Monarquia: uma estrutura corrupta herdada do franquismo

O fato da Monarquia não estar atravessando seu melhor momento vem de longe. A imagem de um rei caçando elefantes em abril de 2012 em plena crise econômica, e após a alteração do artigo 135 da Constituição para garantir o pagamento da dívida; a cobrança de uma comissão por cada barril de petróleo importado, graças ao bom relacionamento com o monarca saudita; o escândalo do cunhado de Felipe VI, Iñaki Urdangarín e a infanta Cristina no caso Nóos; o caso Corinna e sua ameaça de denunciar o monarca e o ex-diretor do CNI (Centro Nacional de Inteligência) por ameaças e assédio; as duas fundações, Zagatka e Lucum, sob suspeita na Suíça relacionadas com o Rei emérito e que nomeia como beneficiários a seus três filhos, … são alguns dos exemplos de que não estamos diante de um caso isolado da corrupção pessoal de um monarca, mas diante de um sistema construído sobre uma corrupção estrutural e generalizada de um capitalismo espanhol atrasado.

Por: Antonio R.
Enquanto tudo isso vinha à tona, houve muitas tentativas para blindar à família Borbón e restabelecer o prestígio dessa instituição, com todo o aparato político-judicial necessário, bem como com o silêncio e cumplicidade por parte de alguns meios de comunicação.
Um exemplo disso foi à abdicação de Juan Carlos I em junho de 2014, promovida pela classe dominante para tentar combater a falta de legitimidade de um regime desafiado por uma crise econômica que começava a mostrar sua cara em 2008 e uma maré de protestos que vinham acontecendo desde 2011: 15M, as greves gerais, as Marés cidadãs, as Marchas da dignidade em 2014 ou a luta do povo catalão.
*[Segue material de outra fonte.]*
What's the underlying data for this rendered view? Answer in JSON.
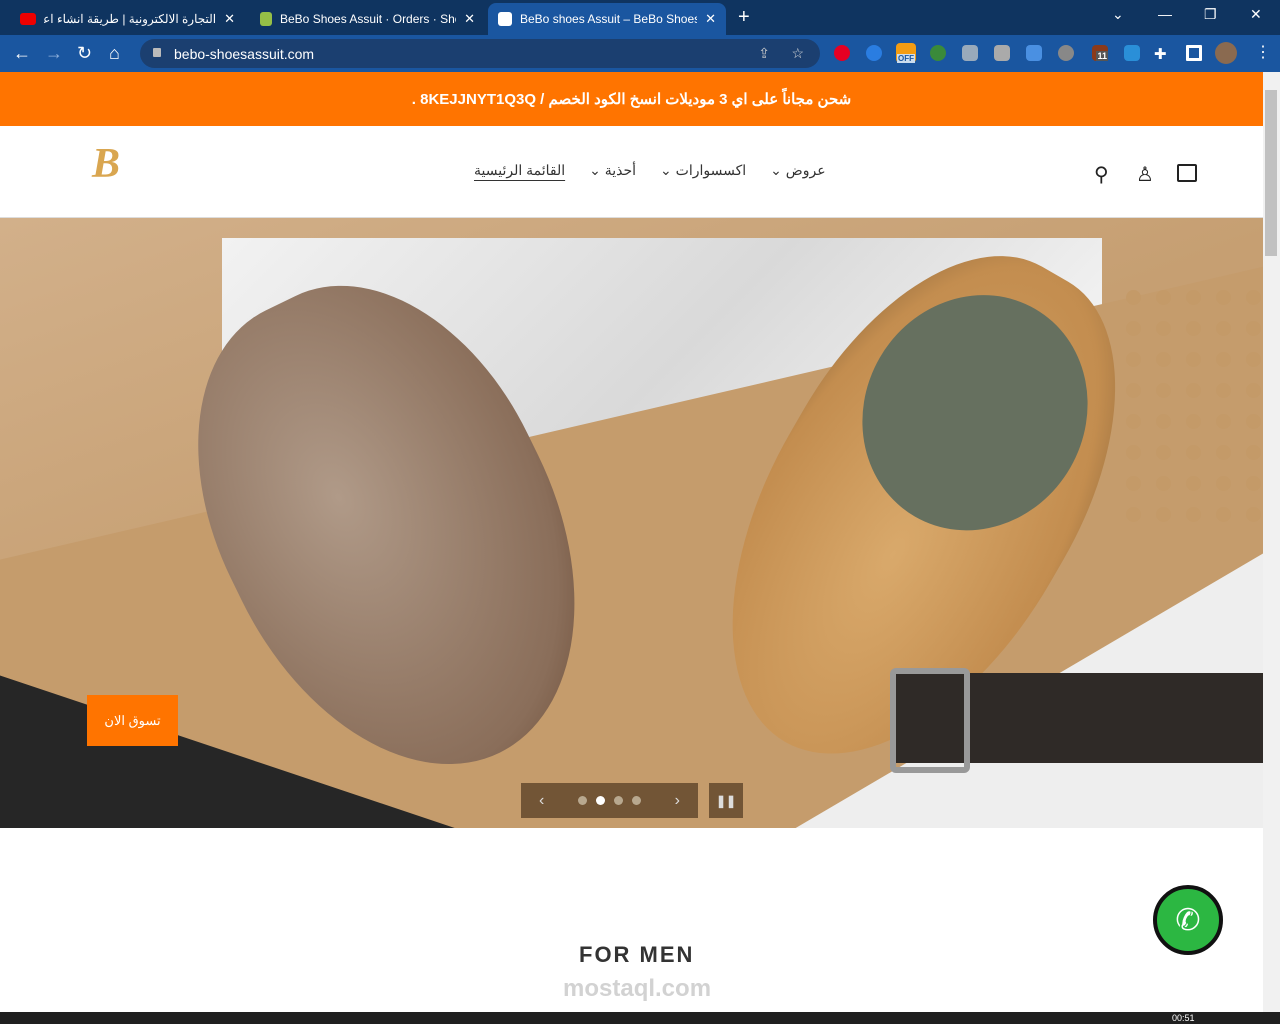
{
  "browser": {
    "tabs": [
      {
        "title": "التجارة الالكترونية | طريقة انشاء اعلان",
        "icon": "youtube-icon"
      },
      {
        "title": "BeBo Shoes Assuit · Orders · Shopify",
        "icon": "shopify-icon"
      },
      {
        "title": "BeBo shoes Assuit – BeBo Shoes",
        "icon": "bebo-icon",
        "active": true
      }
    ],
    "url": "bebo-shoesassuit.com",
    "extension_badges": {
      "off": "OFF",
      "count": "11"
    }
  },
  "promo": {
    "text": "شحن مجاناً على اي 3 موديلات انسخ الكود الخصم / 8KEJJNYT1Q3Q ."
  },
  "header": {
    "logo": "B",
    "nav": [
      {
        "label": "القائمة الرئيسية"
      },
      {
        "label": "أحذية",
        "chev": "⌄"
      },
      {
        "label": "اكسسوارات",
        "chev": "⌄"
      },
      {
        "label": "عروض",
        "chev": "⌄"
      }
    ]
  },
  "hero": {
    "cta": "تسوق الان",
    "slides": 4,
    "active_slide": 2
  },
  "section": {
    "title": "FOR MEN"
  },
  "watermark": "mostaql.com",
  "taskbar": {
    "time": "00:51"
  },
  "colors": {
    "accent": "#ff7400",
    "chrome": "#1a56a0"
  }
}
Com isso, tratava-se de limpar a imagem da instituição e sustentar a legitimidade de Felipe VI. Nesse sentido há que destacar o importante papel da burguesia tentando preservar a figura de Felipe VI como solução política de emergência no caso de que o descontentamento social colocasse em risco a continuidade de seu sistema de dominação.
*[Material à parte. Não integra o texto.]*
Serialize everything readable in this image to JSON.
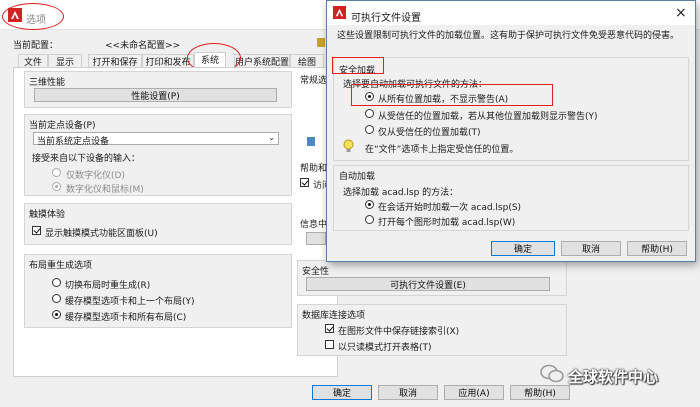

No entanto, e embora num primeiro momento essas decisões pudessem servir de bálsamo para a instituição recuperar o brilho perdido, a cada dia fica mais difícil convencer ao povo que a corrupção e os escândalos do emérito, nada têm nada a ver com a atual instituição e fazem parte do passado. O atual monarca continuou perdendo apoio nos últimos anos, a ponto da pandemia do coronavírus ter contribuído para piorar sua imagem pública.
Ainda está muito recente o estrondoso panelaço em 18 de março passado ouvido nas varandas de quase todas as cidades do Estado espanhol, enquanto Felipe VI, em rede nacional, falava a todo o país. Uma reação que deixou evidente a indignação e a rejeição à instituição monárquica, enquanto o país enfrentava os piores dias de uma pandemia que já custou milhares de vítimas e deixa um panorama trabalhista e econômico de consequências incalculáveis.
O discurso do monarca não teve nenhuma menção ao seu pai e à cifra multimilionária que ele acumulou em contas bancárias secretas. Um dinheiro, que a promotoria suíça continua investigando, e que aparentemente foi recebido pela Arábia Saudita como “doações” pela ajuda que o rei emérito prestou nas gestões do país árabe com empresas espanholas e pela redução do preço de determinados serviços destas.
Felipe VI, o PSOE, PP e Vox ao resgate da Monarquia
Felipe VI foi obrigado a tomar a medida cosmética de declarar que renunciava à herança de seu pai, Juan Carlos I, bem como retirar a exorbitante quantia anual de 194 mil euros recebida por Juan Carlos I. Como citaram alguns meios de comunicação alternativos, salvar à Monarquia bem merece “matar o pai”, embora isso também não seja suficiente para acalmar os ânimos, já que não deixa de ser uma maneira de reconhecer abertamente a natureza criminosa das atividades de Juan Carlos I.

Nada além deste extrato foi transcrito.